En sus noches de desvelo -que, por cierto, eran muchas-, se dejaba llevar por sus más inasequibles pensamientos. Dormitaba entre los brazos, tan imaginarios como musculosos, de su antiguo amigo; pensando en cuán voraz sería el calor de su cuerpo, en qué posición dormiría, sobre si tenía o no pesadillas, o sueños húmedos. La imaginación del melena verde era infinita, intentaba recordar cómo eran sus manos, las que aún juntaban cuando eran pequeños; pensaba en las marcas que le dejaría en el cuello, siguiendo hacia el sabor de sus labios, delgados, largos. Se imaginaba el choque de dientes, de lenguas, la saliva de por medio, la presión contra la cama, el cuerpo tan ah candente que lo envolvía cuando menos se lo esperaba, aprisionándolo con todas sus fuerzas y rozando tan bruscamente su-

–¡OYE, DEKU!

. . .

Oh no.

Oh Dios, no.

Oh, no lo mencioné, ¿verdad?

No, ¡No lo hiciste!

Bakugou se había quedado a dormir, en la casa del contrario, la noche anterior. Las causas aún son bastante... embarazosas, y fortuitas. ¿Quieres que lo diga, joven Midoriya?

La verdad, agradecería que no lo hicieras...

Que bueno que soy el narrador y puedo hacer lo que quiera. La terrible escena ocurrió luego de salir de clases, alejados ya bastante de la UA. Transcurrió entre los personajes principales: un acucioso Midoriya, más un airado Bakugou. Lo desencadenó el yerro del primero: fiarse de sus sentidos.
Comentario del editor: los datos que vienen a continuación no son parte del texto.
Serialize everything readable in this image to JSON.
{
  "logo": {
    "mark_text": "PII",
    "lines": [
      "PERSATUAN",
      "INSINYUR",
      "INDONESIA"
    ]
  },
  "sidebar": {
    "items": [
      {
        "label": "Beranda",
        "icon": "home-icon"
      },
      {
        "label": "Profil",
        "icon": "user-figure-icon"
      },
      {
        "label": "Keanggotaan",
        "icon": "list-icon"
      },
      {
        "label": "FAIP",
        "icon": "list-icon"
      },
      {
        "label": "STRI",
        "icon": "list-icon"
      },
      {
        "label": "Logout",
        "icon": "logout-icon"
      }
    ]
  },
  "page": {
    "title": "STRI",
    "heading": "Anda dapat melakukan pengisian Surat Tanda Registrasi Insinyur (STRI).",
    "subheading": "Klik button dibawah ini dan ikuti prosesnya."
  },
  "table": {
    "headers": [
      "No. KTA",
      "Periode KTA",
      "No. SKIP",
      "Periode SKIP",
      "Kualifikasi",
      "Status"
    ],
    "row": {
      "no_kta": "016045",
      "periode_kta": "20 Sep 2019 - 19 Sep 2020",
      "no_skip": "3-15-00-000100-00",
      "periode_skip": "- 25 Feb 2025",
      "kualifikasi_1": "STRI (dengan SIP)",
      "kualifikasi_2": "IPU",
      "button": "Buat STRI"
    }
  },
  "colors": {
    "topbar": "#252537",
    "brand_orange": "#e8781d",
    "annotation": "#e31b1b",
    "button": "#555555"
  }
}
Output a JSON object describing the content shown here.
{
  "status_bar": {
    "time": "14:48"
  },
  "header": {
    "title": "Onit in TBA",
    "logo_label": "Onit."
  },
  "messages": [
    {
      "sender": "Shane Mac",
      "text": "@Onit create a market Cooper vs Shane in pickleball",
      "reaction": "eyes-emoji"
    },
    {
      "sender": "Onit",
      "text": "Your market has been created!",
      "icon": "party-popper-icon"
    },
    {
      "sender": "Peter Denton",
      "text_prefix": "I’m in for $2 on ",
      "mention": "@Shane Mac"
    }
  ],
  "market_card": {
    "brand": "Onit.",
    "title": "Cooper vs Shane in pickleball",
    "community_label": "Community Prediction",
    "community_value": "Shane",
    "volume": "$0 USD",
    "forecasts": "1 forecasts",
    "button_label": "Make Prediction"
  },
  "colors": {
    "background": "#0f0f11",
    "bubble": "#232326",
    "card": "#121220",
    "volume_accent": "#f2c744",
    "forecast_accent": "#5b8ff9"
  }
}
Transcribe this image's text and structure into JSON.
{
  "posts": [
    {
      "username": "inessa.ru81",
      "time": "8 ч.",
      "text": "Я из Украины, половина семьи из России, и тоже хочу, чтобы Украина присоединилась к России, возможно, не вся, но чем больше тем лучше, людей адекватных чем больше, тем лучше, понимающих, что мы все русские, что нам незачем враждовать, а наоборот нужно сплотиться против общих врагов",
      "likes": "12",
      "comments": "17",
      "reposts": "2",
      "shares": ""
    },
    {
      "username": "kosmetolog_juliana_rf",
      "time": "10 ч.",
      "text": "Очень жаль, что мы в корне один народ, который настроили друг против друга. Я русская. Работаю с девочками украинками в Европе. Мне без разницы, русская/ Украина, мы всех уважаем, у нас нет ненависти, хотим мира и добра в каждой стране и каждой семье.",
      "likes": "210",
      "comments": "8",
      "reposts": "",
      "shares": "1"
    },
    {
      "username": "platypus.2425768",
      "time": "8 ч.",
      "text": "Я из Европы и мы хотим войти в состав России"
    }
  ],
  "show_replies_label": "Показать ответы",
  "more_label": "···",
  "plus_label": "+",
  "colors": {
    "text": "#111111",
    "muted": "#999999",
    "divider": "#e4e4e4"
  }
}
Llovía, acompañado con sólo un poco de vendaval. El más bajo tenía un paraguas. Aún no llegaban a la zona donde sus caminos se separaban, así que Midoriya se encontraba un poco más atrás, a sus espaldas, silencioso. Era un hecho el que lo había pasado muy mal por las hostilidades de Kacchan, discrepándolo, desairándolo. Y le dolía. Le dolía terriblemente el hecho de haber perdido a su amigo. Amigo. Cuando creció, se dio cuenta de que ya no lo sentía como un amigo. Se dio cuenta de que los amigos no se ven de esa manera, no te puedes imaginar a un amigo, ah, ¿cómo era? Amarrado a una cama, con bozal y condones de sab- Ok, ok, ok. No lo volveré a preguntar. El punto es que, luego de concatenar todos los hechos, sueños y demás, se percató de sus sentimientos.

Bueno, bueno, pero entonces, ¿cuál es el meollo de asunto? Pues, ya dije que fue el error de Midoriya. ¿Cómo? Fácil, demasiado fácil, llega a ser hasta cliché, pero, por favor, es Japón, el país del oh perdón Kacchan me caí con una piedrita tan ínfima como mi dignidad al hablarte y te he botado y por eso vas a ir a mi casa a foll-

¡¡Yo no dije eso!!

–Wuh, wuuuuh, wah, wah, ¡C-Cuidado, Kacchan! –. Exclamó cuando se tropezó con la piedra en su camino. Tuvo la gran idea de compartir el paraguas con su agresor, porque, claro, ¿a quién no le gusta un bravucón? ¿A quién no le gusta dejarse caer por otro, mientras qué irónico vas cayendo, asimismo, hacia la espalda del ser más cáustico en kilómetros a la redonda? En verdad pensó que la situación iría bien. Que lo peor que podía pasar era que el rubio lo rechazara y lo mandara a volar con gritos.

No pensó en que, con su torpeza, lo tiraría directo hacia el lodo.

. . .

–¿K... Kacchan? –preguntó al que, por 10 segundos, seguía inmóvil en el barro–. ¿Estás... estás bien?